My zeal for protest is diminshed and my banners are dusty and the peace sign I had painted on my face is as faded as the teenage blush that once bloomed in my cheeks. I have a much better understanding of what’s at stake now, and only a fool would not hesitate. Damn, Jonathon–there’s some might nasty people in control in my country now, and they don’t hesitate to throw out law in their ‘war against terror’. I continue this fight, there could be costs. I should hope I’ll think about this before continuing.

(And me thinks this is going to be a lonely fight, with virtual neighbors drifting away because politics is not why they first dropped by and stayed to visit. Politics can be so very linear at times; there is no poetry in politics, nor beauty, nor sensuality. Many will agree with me, and be bored; many will disagree with me and be bored. At least war is dramatic.

Why am I doing this?)

Focus back on the topic. I adore Jonathon–he sends me Tim Tams and shows me the meaning of honor. When I take the cowardly route, he sees it and calls me on it. Everyone should have a friend who does this, damn them. I dragged Jonathon into this ‘discourse’ and he’s still my friend. (At least, I think he is. I hope he is. He’s my Tim Tam pusher-man.)

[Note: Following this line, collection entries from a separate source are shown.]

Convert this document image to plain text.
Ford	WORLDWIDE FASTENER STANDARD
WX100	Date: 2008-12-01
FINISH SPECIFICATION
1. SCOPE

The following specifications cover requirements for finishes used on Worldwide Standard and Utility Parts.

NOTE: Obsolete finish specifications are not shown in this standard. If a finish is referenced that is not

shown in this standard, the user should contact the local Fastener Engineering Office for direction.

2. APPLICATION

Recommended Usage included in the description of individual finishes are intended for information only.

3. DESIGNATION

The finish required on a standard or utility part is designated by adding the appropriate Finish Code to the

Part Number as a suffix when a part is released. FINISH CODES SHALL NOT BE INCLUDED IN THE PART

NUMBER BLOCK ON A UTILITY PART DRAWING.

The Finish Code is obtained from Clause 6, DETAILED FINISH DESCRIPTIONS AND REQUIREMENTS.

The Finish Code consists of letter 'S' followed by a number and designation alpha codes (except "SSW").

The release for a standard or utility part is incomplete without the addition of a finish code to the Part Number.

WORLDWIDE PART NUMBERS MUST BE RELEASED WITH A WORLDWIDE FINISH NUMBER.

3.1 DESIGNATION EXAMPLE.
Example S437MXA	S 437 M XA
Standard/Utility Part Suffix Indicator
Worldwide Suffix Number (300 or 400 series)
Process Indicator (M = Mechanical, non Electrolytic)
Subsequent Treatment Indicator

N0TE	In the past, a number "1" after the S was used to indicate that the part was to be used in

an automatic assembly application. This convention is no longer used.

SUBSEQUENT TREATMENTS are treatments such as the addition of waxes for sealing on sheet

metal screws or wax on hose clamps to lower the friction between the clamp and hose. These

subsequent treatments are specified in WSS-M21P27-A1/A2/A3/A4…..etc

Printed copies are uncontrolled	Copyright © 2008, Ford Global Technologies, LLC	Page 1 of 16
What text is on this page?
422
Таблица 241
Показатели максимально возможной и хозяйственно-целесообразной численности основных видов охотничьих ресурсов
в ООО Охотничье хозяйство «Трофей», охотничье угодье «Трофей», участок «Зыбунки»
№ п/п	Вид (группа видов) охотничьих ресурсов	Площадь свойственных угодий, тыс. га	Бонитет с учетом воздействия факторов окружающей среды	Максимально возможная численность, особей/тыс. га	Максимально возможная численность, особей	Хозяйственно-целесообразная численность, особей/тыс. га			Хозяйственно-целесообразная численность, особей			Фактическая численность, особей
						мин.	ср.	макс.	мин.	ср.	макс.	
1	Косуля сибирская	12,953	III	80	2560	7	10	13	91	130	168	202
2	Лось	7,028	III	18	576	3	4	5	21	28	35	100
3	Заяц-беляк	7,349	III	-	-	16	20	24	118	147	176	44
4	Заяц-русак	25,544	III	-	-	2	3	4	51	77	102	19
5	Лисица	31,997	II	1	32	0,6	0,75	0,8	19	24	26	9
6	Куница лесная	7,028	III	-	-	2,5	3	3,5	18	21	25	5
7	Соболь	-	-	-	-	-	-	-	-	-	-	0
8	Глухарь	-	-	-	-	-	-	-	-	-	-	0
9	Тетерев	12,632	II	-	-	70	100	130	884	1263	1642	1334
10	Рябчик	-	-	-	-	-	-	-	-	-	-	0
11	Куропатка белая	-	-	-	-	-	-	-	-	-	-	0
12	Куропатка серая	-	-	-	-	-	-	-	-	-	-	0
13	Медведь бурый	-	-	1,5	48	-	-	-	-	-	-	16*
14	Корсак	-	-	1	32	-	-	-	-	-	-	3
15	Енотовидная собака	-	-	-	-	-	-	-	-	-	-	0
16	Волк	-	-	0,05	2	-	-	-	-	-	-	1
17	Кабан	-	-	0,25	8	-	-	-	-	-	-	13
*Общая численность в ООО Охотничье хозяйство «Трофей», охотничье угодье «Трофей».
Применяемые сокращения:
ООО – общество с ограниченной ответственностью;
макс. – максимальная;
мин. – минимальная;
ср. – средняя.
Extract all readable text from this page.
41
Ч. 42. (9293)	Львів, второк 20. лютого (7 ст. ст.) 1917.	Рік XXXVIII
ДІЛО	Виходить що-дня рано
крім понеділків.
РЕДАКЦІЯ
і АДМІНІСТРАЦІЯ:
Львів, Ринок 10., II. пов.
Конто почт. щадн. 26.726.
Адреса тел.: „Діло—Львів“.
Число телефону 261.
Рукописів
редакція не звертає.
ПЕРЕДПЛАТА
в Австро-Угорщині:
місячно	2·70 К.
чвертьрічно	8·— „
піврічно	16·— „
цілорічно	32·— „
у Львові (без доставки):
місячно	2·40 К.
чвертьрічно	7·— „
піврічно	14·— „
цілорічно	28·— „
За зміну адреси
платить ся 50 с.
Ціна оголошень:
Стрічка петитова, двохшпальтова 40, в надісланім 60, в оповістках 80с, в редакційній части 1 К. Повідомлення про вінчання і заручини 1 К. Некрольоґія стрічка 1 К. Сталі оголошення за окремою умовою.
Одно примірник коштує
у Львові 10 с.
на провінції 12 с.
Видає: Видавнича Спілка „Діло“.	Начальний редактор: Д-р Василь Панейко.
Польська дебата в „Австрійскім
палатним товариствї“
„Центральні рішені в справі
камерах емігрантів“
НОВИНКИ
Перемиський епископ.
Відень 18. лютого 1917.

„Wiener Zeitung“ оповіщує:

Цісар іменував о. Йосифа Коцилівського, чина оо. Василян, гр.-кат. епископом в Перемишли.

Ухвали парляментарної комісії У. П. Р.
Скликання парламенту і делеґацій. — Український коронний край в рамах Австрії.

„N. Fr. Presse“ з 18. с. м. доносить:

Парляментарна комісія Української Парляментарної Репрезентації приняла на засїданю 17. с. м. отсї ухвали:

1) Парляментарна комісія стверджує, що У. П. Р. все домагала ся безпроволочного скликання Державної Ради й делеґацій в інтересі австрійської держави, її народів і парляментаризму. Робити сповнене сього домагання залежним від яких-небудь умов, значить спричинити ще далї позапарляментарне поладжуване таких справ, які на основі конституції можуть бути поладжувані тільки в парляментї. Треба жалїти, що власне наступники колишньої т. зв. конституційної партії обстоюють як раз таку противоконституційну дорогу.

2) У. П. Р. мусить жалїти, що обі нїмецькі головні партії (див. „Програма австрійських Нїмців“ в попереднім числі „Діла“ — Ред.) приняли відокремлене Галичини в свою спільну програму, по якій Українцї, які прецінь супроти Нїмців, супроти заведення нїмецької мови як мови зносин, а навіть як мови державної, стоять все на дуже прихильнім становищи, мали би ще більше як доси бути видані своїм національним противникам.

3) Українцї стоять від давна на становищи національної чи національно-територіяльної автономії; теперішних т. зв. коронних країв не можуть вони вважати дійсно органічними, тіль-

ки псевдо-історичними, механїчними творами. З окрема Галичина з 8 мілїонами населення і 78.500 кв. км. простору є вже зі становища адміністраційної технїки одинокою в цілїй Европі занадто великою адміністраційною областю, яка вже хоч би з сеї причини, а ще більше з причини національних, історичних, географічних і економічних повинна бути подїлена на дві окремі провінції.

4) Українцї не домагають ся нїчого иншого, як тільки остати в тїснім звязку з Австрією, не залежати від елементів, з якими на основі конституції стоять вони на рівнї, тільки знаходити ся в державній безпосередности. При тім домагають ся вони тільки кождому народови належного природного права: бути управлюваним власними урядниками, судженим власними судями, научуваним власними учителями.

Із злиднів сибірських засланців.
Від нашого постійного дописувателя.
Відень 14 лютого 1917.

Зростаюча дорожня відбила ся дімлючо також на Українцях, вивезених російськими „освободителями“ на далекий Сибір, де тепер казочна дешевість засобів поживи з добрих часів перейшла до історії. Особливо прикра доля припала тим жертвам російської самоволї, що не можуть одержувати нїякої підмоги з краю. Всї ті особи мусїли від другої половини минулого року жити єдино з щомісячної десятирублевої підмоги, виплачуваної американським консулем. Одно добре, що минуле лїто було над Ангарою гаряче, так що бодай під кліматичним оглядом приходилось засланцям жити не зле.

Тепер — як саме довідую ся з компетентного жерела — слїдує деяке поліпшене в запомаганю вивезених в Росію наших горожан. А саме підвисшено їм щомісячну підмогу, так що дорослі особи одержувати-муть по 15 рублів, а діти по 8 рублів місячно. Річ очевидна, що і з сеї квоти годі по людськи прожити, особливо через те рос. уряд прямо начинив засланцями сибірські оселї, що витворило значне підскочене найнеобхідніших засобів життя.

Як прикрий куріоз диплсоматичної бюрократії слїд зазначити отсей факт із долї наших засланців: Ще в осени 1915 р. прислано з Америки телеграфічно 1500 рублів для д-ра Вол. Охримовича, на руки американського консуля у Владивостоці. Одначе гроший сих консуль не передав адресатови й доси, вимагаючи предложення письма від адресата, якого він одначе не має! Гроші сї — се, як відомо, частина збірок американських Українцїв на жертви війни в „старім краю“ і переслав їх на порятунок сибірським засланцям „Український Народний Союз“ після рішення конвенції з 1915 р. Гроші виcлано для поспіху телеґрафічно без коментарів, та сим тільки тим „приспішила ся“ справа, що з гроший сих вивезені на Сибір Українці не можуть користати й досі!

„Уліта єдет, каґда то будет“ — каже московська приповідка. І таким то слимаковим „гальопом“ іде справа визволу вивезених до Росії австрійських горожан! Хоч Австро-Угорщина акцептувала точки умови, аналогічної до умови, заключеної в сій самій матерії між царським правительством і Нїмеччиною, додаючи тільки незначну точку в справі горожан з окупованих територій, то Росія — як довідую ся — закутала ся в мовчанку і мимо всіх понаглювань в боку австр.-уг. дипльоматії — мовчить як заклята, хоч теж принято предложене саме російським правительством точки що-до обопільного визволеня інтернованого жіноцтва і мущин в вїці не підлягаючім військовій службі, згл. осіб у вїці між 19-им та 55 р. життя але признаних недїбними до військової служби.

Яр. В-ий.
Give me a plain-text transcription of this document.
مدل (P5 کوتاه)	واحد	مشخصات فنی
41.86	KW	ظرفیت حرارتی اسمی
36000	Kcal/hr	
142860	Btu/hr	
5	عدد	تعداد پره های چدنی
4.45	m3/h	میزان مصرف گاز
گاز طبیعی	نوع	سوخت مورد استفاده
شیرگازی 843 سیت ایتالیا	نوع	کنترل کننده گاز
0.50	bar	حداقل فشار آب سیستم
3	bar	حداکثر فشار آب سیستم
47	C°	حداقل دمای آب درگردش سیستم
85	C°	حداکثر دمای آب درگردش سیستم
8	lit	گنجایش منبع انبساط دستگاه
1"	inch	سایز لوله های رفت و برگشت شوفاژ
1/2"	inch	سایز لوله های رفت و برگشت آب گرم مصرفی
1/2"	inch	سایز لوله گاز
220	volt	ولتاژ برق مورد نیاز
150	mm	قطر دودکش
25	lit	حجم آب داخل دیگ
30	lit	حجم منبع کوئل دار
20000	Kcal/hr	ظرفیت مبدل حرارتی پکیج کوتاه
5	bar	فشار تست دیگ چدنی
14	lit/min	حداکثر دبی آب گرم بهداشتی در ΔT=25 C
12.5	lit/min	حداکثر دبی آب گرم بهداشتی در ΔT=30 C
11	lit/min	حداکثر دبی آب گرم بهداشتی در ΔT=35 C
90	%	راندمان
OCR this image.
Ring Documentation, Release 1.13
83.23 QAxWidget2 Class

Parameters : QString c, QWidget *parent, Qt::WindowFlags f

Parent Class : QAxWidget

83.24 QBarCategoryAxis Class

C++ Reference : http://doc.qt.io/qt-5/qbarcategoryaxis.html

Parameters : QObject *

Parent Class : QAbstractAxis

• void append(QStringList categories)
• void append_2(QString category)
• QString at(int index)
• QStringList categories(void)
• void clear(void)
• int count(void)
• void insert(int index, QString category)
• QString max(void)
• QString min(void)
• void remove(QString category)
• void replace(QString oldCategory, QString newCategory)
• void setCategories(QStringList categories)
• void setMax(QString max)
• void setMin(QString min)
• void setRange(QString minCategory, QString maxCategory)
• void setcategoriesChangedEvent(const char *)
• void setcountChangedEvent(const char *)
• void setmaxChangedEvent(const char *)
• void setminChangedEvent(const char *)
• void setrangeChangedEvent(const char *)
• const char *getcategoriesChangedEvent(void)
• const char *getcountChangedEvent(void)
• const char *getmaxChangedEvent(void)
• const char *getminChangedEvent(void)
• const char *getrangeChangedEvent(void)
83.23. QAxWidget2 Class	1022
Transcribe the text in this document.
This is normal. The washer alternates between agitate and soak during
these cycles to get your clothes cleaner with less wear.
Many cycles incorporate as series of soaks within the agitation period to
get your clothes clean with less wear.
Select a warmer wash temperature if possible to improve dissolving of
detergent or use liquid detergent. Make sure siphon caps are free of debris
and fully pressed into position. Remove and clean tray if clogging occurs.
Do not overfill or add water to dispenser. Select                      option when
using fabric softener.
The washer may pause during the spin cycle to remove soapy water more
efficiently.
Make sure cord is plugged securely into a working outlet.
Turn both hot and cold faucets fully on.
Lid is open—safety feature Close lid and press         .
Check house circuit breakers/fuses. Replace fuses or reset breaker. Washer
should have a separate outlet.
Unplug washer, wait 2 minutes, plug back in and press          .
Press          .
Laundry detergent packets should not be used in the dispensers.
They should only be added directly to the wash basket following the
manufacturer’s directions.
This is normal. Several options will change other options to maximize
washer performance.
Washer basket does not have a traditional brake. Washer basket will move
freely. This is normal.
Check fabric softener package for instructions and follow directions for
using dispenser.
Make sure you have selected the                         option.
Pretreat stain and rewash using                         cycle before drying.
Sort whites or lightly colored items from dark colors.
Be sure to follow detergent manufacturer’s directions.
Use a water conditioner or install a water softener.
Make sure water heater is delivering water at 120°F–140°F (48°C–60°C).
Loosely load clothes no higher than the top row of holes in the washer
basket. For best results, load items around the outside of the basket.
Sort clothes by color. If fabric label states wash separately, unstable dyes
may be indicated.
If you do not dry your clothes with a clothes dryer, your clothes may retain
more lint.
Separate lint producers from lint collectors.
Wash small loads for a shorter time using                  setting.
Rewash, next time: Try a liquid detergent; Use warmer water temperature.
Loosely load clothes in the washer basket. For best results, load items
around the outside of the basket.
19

Eric, any of you, if you support starting a war in Iraq, starting a war in the Middle East, then at least rely on your guts and heart and mind for the reasons. Don’t fall back on canned rhetoric. And if you find that you can’t defend what you’re saying, at least consider the posibility that the reason why is because there’s nothing there to defend.

And I echo Jonathon’s call to the warbloggers:

In the meantime, I’d like to suggest an Honor Roll of Warbloggers, which would display next to each name: the warblog URL, the number of years of active military service, and the likelihood of the warblogger’s being called up to fight against Iraq. It is commonly observed by students of military history that civilian enthusiasm for going to war is inversely proportional to the sum of combat experience and eligibility for military service.